Though small increase in arterial blood pressure was described at many women accepting the combined oral contraceptives, clinically significant increases were noted seldom. Nevertheless, if during reception of the combined oral contraceptives permanent, clinically significant increase in arterial blood pressure develops, it is necessary to cancel these drugs and to begin treatment of arterial hypertension. Reception of the combined oral contraceptives can be continued if by means of hypotensive therapy normal values of arterial blood pressure are reached.
The following states observed at pregnancy can also appear or worsen at reception of the combined oral contraceptives: the jaundice and/or an itching connected with a cholestasia, forming of stones in a gall bladder, a porphyria, a system lupus erythematosus, a gemolitiko-uraemic syndrome, a chorea of Sidenham, herpes of pregnant women, a hearing loss (connected with an otosclerosis). However the interrelation between development of the specified states and reception of the combined oral contraceptives is not proved.

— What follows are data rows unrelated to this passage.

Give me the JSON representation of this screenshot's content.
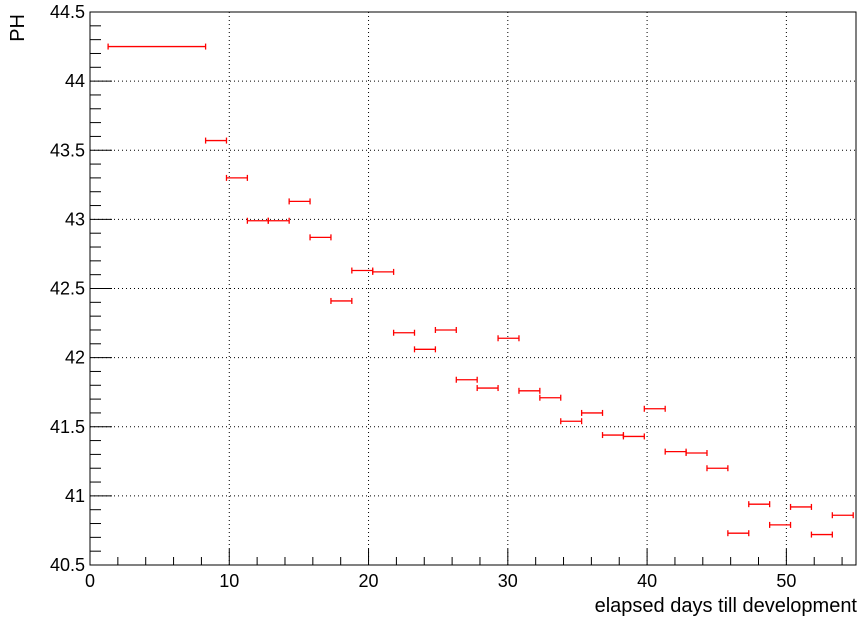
{
  "chart_data": {
    "type": "scatter",
    "title": "",
    "xlabel": "elapsed days till development",
    "ylabel": "PH",
    "xlim": [
      0,
      55
    ],
    "ylim": [
      40.5,
      44.5
    ],
    "grid": true,
    "x_ticks": [
      "0",
      "10",
      "20",
      "30",
      "40",
      "50"
    ],
    "y_ticks": [
      "40.5",
      "41",
      "41.5",
      "42",
      "42.5",
      "43",
      "43.5",
      "44",
      "44.5"
    ],
    "series": [
      {
        "color": "#ff0000",
        "points": [
          {
            "x_low": 1.3,
            "x_high": 8.3,
            "y": 44.25
          },
          {
            "x_low": 8.3,
            "x_high": 9.8,
            "y": 43.57
          },
          {
            "x_low": 9.8,
            "x_high": 11.3,
            "y": 43.3
          },
          {
            "x_low": 11.3,
            "x_high": 12.8,
            "y": 42.99
          },
          {
            "x_low": 12.8,
            "x_high": 14.3,
            "y": 42.99
          },
          {
            "x_low": 14.3,
            "x_high": 15.8,
            "y": 43.13
          },
          {
            "x_low": 15.8,
            "x_high": 17.3,
            "y": 42.87
          },
          {
            "x_low": 17.3,
            "x_high": 18.8,
            "y": 42.41
          },
          {
            "x_low": 18.8,
            "x_high": 20.3,
            "y": 42.63
          },
          {
            "x_low": 20.3,
            "x_high": 21.8,
            "y": 42.62
          },
          {
            "x_low": 21.8,
            "x_high": 23.3,
            "y": 42.18
          },
          {
            "x_low": 23.3,
            "x_high": 24.8,
            "y": 42.06
          },
          {
            "x_low": 24.8,
            "x_high": 26.3,
            "y": 42.2
          },
          {
            "x_low": 26.3,
            "x_high": 27.8,
            "y": 41.84
          },
          {
            "x_low": 27.8,
            "x_high": 29.3,
            "y": 41.78
          },
          {
            "x_low": 29.3,
            "x_high": 30.8,
            "y": 42.14
          },
          {
            "x_low": 30.8,
            "x_high": 32.3,
            "y": 41.76
          },
          {
            "x_low": 32.3,
            "x_high": 33.8,
            "y": 41.71
          },
          {
            "x_low": 33.8,
            "x_high": 35.3,
            "y": 41.54
          },
          {
            "x_low": 35.3,
            "x_high": 36.8,
            "y": 41.6
          },
          {
            "x_low": 36.8,
            "x_high": 38.3,
            "y": 41.44
          },
          {
            "x_low": 38.3,
            "x_high": 39.8,
            "y": 41.43
          },
          {
            "x_low": 39.8,
            "x_high": 41.3,
            "y": 41.63
          },
          {
            "x_low": 41.3,
            "x_high": 42.8,
            "y": 41.32
          },
          {
            "x_low": 42.8,
            "x_high": 44.3,
            "y": 41.31
          },
          {
            "x_low": 44.3,
            "x_high": 45.8,
            "y": 41.2
          },
          {
            "x_low": 45.8,
            "x_high": 47.3,
            "y": 40.73
          },
          {
            "x_low": 47.3,
            "x_high": 48.8,
            "y": 40.94
          },
          {
            "x_low": 48.8,
            "x_high": 50.3,
            "y": 40.79
          },
          {
            "x_low": 50.3,
            "x_high": 51.8,
            "y": 40.92
          },
          {
            "x_low": 51.8,
            "x_high": 53.3,
            "y": 40.72
          },
          {
            "x_low": 53.3,
            "x_high": 54.8,
            "y": 40.86
          }
        ]
      }
    ]
  }
}
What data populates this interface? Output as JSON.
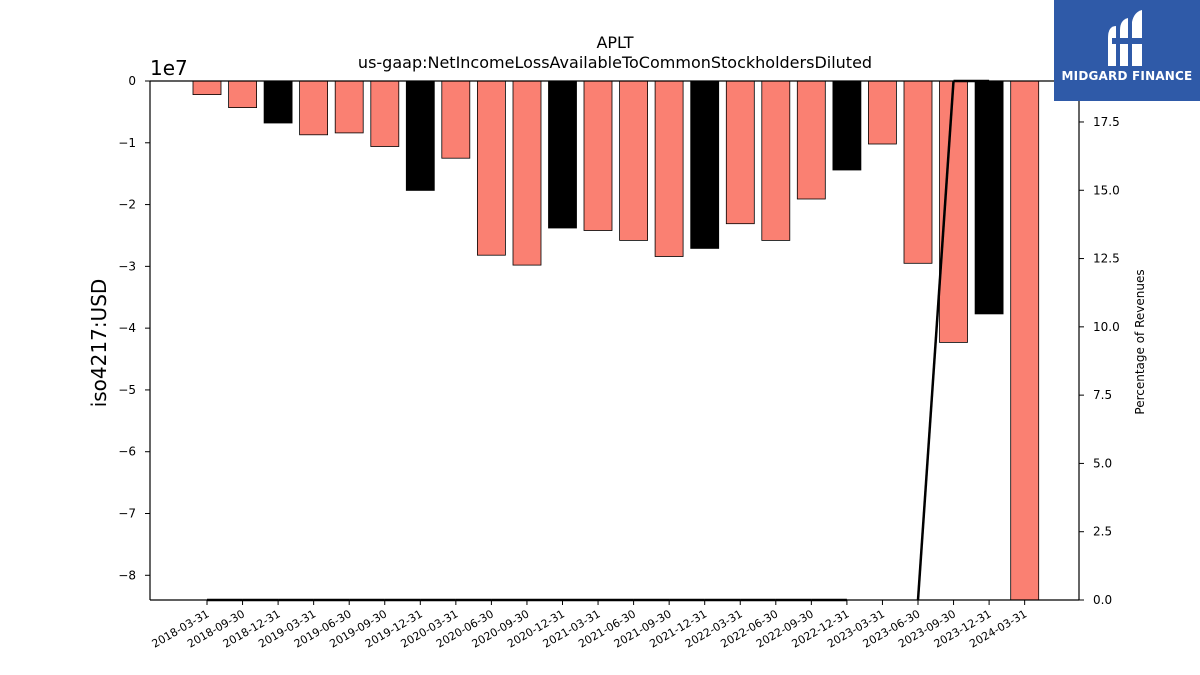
{
  "branding": {
    "logo_text": "MIDGARD FINANCE"
  },
  "chart_data": {
    "type": "bar",
    "title": "APLT",
    "subtitle": "us-gaap:NetIncomeLossAvailableToCommonStockholdersDiluted",
    "ylabel": "iso4217:USD",
    "y_scale_label": "1e7",
    "y2label": "Percentage of Revenues",
    "ylim": [
      -8.4,
      0
    ],
    "y2lim": [
      0,
      19
    ],
    "yticks": [
      "0",
      "−1",
      "−2",
      "−3",
      "−4",
      "−5",
      "−6",
      "−7",
      "−8"
    ],
    "y2ticks": [
      "0.0",
      "2.5",
      "5.0",
      "7.5",
      "10.0",
      "12.5",
      "15.0",
      "17.5"
    ],
    "categories": [
      "2018-03-31",
      "2018-09-30",
      "2018-12-31",
      "2019-03-31",
      "2019-06-30",
      "2019-09-30",
      "2019-12-31",
      "2020-03-31",
      "2020-06-30",
      "2020-09-30",
      "2020-12-31",
      "2021-03-31",
      "2021-06-30",
      "2021-09-30",
      "2021-12-31",
      "2022-03-31",
      "2022-06-30",
      "2022-09-30",
      "2022-12-31",
      "2023-03-31",
      "2023-06-30",
      "2023-09-30",
      "2023-12-31",
      "2024-03-31"
    ],
    "values": [
      -0.22,
      -0.43,
      -0.68,
      -0.87,
      -0.84,
      -1.06,
      -1.77,
      -1.25,
      -2.82,
      -2.98,
      -2.38,
      -2.42,
      -2.58,
      -2.84,
      -2.71,
      -2.31,
      -2.58,
      -1.91,
      -1.44,
      -1.02,
      -2.95,
      -4.23,
      -3.77,
      -8.4
    ],
    "is_q4": [
      false,
      false,
      true,
      false,
      false,
      false,
      true,
      false,
      false,
      false,
      true,
      false,
      false,
      false,
      true,
      false,
      false,
      false,
      true,
      false,
      false,
      false,
      true,
      false
    ],
    "colors": {
      "quarter": "#fa8072",
      "annual": "#000000"
    },
    "pct_revenue_line": [
      0,
      0,
      0,
      0,
      0,
      0,
      0,
      0,
      0,
      0,
      0,
      0,
      0,
      0,
      0,
      0,
      0,
      0,
      0,
      null,
      0,
      19,
      19,
      null
    ]
  }
}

At women with a hereditary Quincke’s disease exogenous estrogen can provoke or aggravate symptoms of this disease.
In the presence of acute or chronic abnormal liver functions it is necessary to resolve an issue of the termination of use of the combined oral contraceptives until indicators of function of a liver are not normalized. At development of recurrent cholestatic jaundice which develops for the first time in time of pregnancy or previous intake of sex hormones it is necessary to stop reception of the combined oral contraceptives.
Though the combined oral contraceptives can influence insulin resistance and tolerance to glucose, the patients with diabetes using the low-dosed combined oral contraceptives have no need of change of the therapeutic mode (& lt, 0.05 mg of ethinylestradiol). Nevertheless, women with diabetes have to be observed carefully during reception of the combined oral contraceptives.